Com mais bicicletas nas ruas, prefeituras de grandes cidades têm percebido a necessidade de investimentos em infraestrutura cicloviária. No Nordeste, cidades como Fortaleza, Recife e Salvador expandiram suas rotas cicláveis, o que garante mais segurança e conforto para quem pedala. Na capital cearense os ciclistas contam com 410 km de infraestrutura para realizar suas viagens, segundo a prefeitura. O projeto é formado por ciclovias, ciclorrotas e passeios compartilhados. A cidade saltou de 68 km, em 2013, para mais de 400 km.

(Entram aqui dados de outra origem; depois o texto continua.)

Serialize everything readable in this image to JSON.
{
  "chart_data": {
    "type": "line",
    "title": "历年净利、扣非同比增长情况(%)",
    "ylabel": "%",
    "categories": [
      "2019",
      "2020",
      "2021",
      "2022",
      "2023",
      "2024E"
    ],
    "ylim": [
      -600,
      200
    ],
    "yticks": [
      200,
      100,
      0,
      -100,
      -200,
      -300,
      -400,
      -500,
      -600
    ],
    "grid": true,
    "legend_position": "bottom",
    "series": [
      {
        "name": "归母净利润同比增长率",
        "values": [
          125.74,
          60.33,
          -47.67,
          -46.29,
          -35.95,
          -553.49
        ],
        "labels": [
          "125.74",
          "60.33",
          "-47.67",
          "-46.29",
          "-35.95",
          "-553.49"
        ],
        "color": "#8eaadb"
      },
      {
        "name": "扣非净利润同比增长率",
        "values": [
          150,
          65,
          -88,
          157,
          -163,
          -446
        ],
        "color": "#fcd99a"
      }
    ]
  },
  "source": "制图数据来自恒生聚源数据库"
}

No Recife, as rotas cicláveis chegam a 165,5 km, de acordo com a prefeitura da capital pernambucana. Desse total, pelo menos 78 quilômetros são de rotas que ligam a Zona Norte ao centro da cidade Já Salvador possui 310 km de ciclovias e ciclofaixas, concentradas, principalmente, ao longo das praias da capital baiana, portanto, utilizadas mais como opção de lazer.

ciclovia Bicicleta
Cidades do Nordeste investem mais em ciclovias/Foto: Bike Itaú

Um projeto ousado, tocado pela Companhia do Desenvolvimento dos Vales do São Francisco e Paranaíba (Codevasf), pretende criar a primeira ciclovia litorânea do Nordeste, com 320 km, ligando Salvador a Aracajú (SE). As obras estão orçadas em R$ 200 milhões. Segundo o diretor-presidente da empresa, Marcelo Moreira, há um acordo de cooperação com a Embratur para que a Codevasf também promova ações de desenvolvimento voltadas para o turismo na sua área de atuação.